Ахматова в моем зеркале | страница 48
Другая Анна: Он писал вас обнаженной. Мне кажется, что все те вытянутые головки с лебедиными шеями, тянущиеся в бесконечность фигуры, обнаженные женщины-ангелы вызваны к жизни вашим дивным образом. Женщиной, вошедшей в его творчество и жизнь.
Анна: Я думаю, что тогда его вдохновило не столько само мое обнаженное тело, сколько дух свободы, который я излучала. Мы беседовали обо всем, не только об искусстве. Часто Амедео подсмеивался над Эйфелевой башней. Я же утверждала, что художник должен вести диалог со своим временем. Он восторгался мной. Для него я представляла новые тенденции в русской поэзии.
Другая Анна: Должно быть, вы ничем не напоминали женщин своего времени.
Анна: Просто я была настоящей.
В глазах этого молодого мужчины Анна была прекрасным видением. Может быть, его завораживали ее стихи, которые он скорее чувствовал, чем понимал? Или она осознала, что этот человек смотрел на все другими глазами, теми самыми, которыми она всегда хотела, чтобы смотрели на нее? Сколько же продлилось это волшебство? Сколько может продлиться волшебство любви между двумя далекими и, по сути, чужими людьми. Есть любови, обреченные на короткий век именно для того, чтобы никогда не умереть.

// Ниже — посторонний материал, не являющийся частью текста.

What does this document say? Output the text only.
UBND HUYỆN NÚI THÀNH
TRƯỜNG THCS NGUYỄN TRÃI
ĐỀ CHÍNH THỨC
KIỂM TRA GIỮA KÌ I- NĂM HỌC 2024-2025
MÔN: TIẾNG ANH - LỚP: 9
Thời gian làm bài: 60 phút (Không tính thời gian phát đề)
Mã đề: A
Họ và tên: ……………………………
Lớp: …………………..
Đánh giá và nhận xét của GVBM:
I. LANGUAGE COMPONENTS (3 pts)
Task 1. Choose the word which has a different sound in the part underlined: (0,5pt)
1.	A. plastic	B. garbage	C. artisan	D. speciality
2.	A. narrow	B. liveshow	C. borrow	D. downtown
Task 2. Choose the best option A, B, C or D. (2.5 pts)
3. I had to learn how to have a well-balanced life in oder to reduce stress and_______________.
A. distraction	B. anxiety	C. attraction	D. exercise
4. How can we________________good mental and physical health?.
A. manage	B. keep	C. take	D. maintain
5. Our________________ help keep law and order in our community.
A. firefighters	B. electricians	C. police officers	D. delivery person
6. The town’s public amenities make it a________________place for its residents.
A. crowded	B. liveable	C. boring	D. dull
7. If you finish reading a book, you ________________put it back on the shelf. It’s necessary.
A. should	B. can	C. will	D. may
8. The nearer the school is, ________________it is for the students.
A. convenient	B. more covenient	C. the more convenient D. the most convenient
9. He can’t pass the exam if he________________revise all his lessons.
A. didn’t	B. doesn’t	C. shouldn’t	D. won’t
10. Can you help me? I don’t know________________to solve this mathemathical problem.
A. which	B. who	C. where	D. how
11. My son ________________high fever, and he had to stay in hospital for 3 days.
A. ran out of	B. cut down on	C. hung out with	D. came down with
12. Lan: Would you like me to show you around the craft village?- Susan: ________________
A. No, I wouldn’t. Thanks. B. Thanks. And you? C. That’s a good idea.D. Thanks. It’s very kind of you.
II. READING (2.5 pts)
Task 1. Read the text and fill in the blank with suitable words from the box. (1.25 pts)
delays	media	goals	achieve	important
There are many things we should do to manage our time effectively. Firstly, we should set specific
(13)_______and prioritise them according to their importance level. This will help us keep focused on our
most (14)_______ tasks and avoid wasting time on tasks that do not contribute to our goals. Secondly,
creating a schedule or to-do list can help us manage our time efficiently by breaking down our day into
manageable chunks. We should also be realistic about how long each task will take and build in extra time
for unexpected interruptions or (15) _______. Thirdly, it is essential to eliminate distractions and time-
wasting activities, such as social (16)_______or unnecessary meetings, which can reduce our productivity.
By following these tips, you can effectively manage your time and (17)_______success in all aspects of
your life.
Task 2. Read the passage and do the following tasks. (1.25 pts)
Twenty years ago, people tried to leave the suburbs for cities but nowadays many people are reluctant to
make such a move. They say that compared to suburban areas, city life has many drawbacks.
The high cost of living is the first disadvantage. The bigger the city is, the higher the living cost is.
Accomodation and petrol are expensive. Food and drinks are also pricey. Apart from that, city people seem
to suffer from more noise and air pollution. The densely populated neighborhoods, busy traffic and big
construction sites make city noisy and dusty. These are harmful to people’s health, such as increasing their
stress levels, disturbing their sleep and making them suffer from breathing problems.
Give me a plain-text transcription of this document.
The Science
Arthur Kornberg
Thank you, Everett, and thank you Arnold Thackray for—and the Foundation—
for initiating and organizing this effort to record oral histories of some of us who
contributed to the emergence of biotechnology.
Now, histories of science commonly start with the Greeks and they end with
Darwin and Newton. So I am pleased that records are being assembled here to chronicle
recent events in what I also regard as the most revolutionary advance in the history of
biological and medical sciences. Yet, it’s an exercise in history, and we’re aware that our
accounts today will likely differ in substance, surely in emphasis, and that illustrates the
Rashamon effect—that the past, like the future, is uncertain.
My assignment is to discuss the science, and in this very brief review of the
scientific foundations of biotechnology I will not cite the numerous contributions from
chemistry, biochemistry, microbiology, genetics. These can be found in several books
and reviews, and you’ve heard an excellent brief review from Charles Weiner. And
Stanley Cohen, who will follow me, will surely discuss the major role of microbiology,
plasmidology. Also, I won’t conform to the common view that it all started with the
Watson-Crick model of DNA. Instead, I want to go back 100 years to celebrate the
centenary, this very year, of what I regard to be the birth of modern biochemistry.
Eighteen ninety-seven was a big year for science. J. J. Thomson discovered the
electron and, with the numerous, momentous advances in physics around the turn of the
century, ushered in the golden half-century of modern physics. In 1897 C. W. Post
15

Он написал ее в образе египетской царицы.
Анна: Я встретила его через год. Николай путешествовал по Абиссинии. По сути, наша история с Гумилевым уже подошла к концу. Всю ту зиму Амедео писал мне. Последние письма были лаконичными. Вдруг он перестал писать. Беспокойство сводило меня с ума. В Париж я приехала в страшном волнении. Захочет ли он встретиться со мной? Будем ли мы как прежде? Я молилась и представляла разные сценарии встречи. Может быть, лучше всего встретиться в «Ротонде», на людях, или где-нибудь уединенно? Он будет сдержан или, напротив, мой вид воодушевит его? А если он влюблен в другую женщину? Стоя перед зеркалом, я проигрывала разные варианты предстоящей встречи. Когда я наконец увидела Амедео, он показался мне очень похудевшим и бледным. Я помнила каждое его слово. В Лувре, в Люксембургском саду, на улочках вокруг Пантеона, на холме Святой Женевьевы. Поэзия соединила нас волшебным образом. Ему необязательно было понимать все мои стихи. Он чувствовал их. И вот еще что. Я никогда ему не позировала. Только один-единственный раз, в Лувре, среди египетских цариц. Он писал меня по памяти…
В тот раз Париж мне показался другим. На улицах больше машин. Другая женская мода. Что касается поэзии, ее поглотила живопись… Я годами думала о Модильяни. А когда весь мир начал говорить о нем, я гордилась, что была близка с ним, еще никому не известным. В первые годы после нашей встречи я расспрашивала о нем всех, кто приезжал из Парижа в Россию. Его никто не знал.